Bloqueio de passaporte e medidas atípicas são tema em pauta no STJ

25/05/2022

Por Isabela Almeida Rodrigues

Com o advento do Código de Processo Civil de 2015, passou a vigorar o artigo 139, inciso IV, o qual determina que compete ao Juiz determinar todas as medidas “indutivas, coercitivas, mandamentais ou sub-rogatórias necessárias para assegurar o cumprimento de ordem judicial, inclusive nas ações que tenham por objeto prestação pecuniária”.

Esse mesmo Código instituiu, em seu artigo 6º, que os processos serão regidos pelo princípio da cooperação, e determinou que todas as partes do processo devem cooperar entre si para a solução e a duração razoável da controvérsia.

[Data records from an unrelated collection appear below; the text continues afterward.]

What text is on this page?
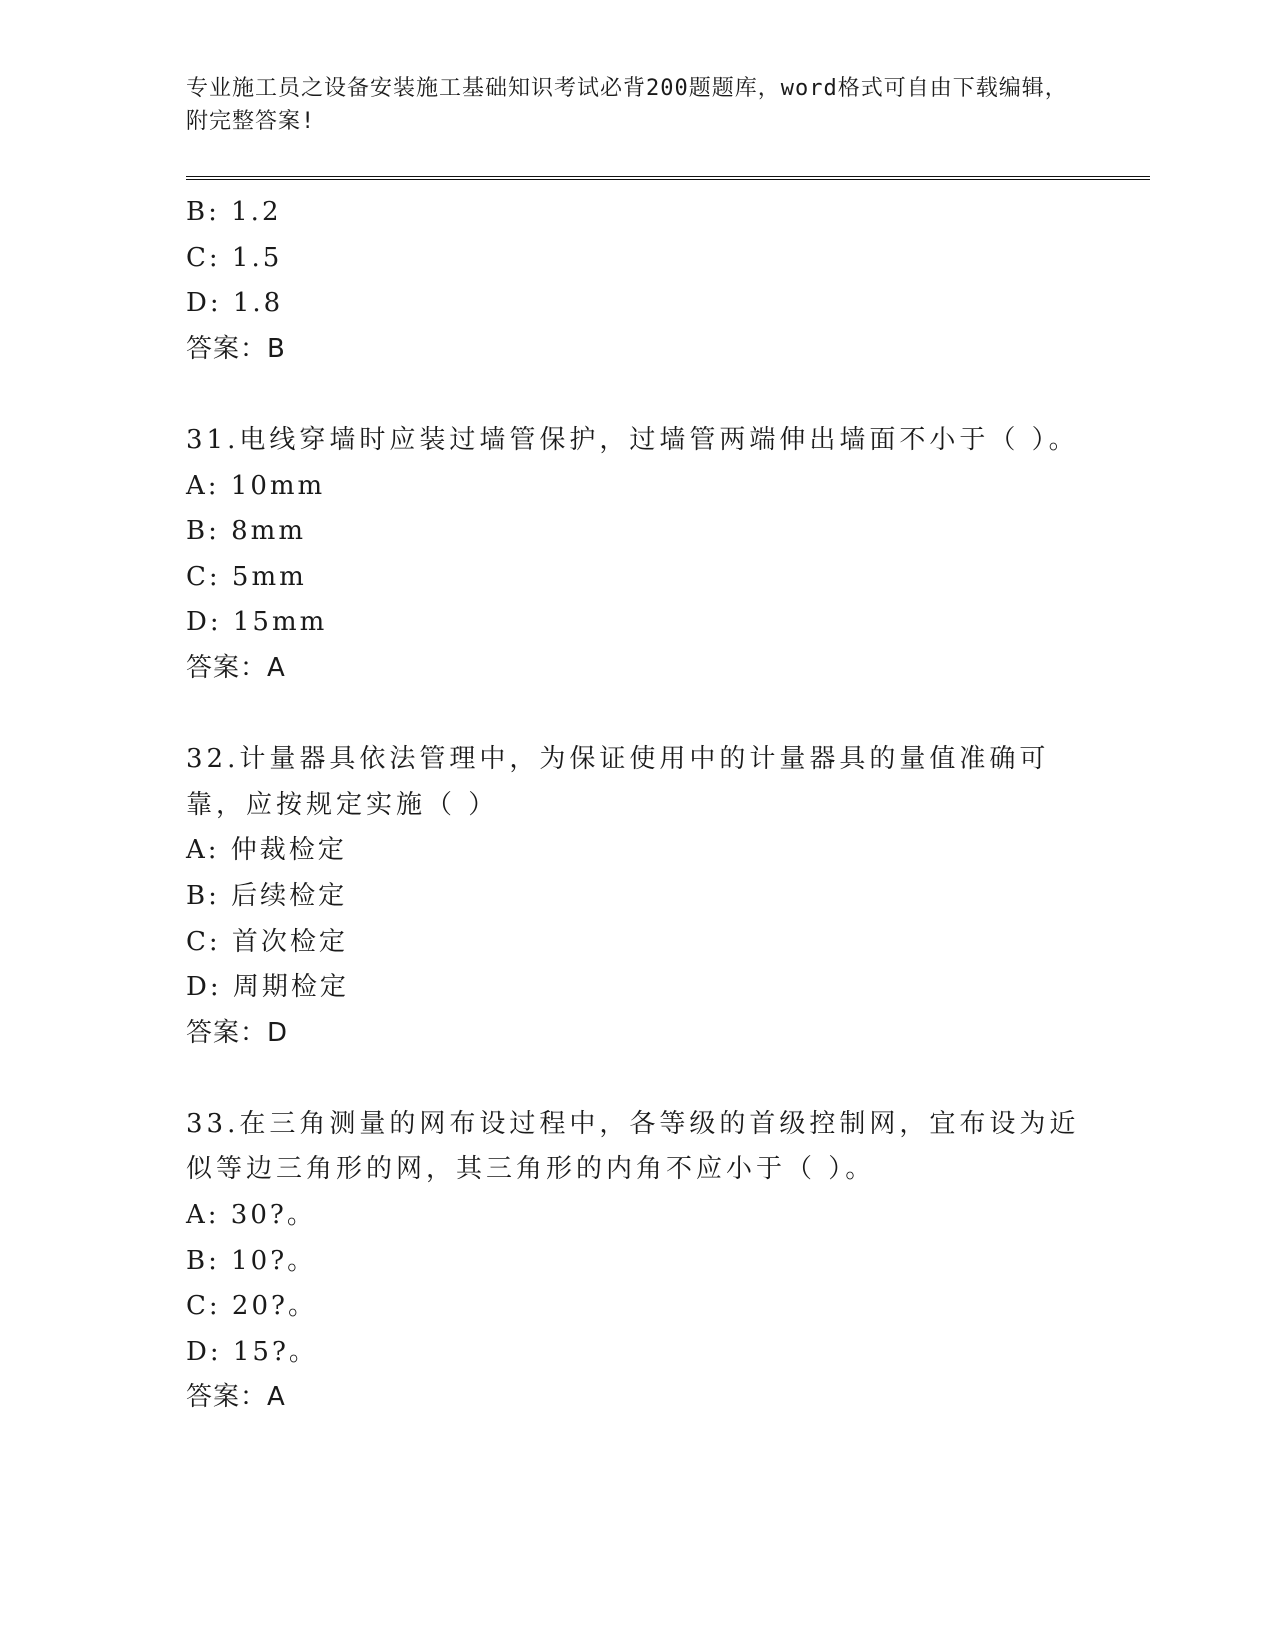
专业施工员之设备安装施工基础知识考试必背200题题库，word格式可自由下载编辑，附完整答案!

B: 1.2

C: 1.5

D: 1.8

答案：B

31.电线穿墙时应装过墙管保护，过墙管两端伸出墙面不小于（ ）。

A: 10mm

B: 8mm

C: 5mm

D: 15mm

答案：A

32.计量器具依法管理中，为保证使用中的计量器具的量值准确可靠，应按规定实施（ ）

A: 仲裁检定

B: 后续检定

C: 首次检定

D: 周期检定

答案：D

33.在三角测量的网布设过程中，各等级的首级控制网，宜布设为近似等边三角形的网，其三角形的内角不应小于（ ）。

A: 30?。

B: 10?。

C: 20?。

D: 15?。

答案：A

A partir disso, muitos credores, vítimas de devedores inidôneos, vislumbraram a possibilidade de requerer medidas coercitivas atípicas para a satisfação de seus créditos, as quais não estão previstas expressamente na legislação, mas podem ser sugeridas com fundamento no princípio da efetiva prestação jurisdicional. Os exemplos mais comuns são o bloqueio de cartões de crédito, da carteira nacional de habilitação ou do passaporte, entre outras.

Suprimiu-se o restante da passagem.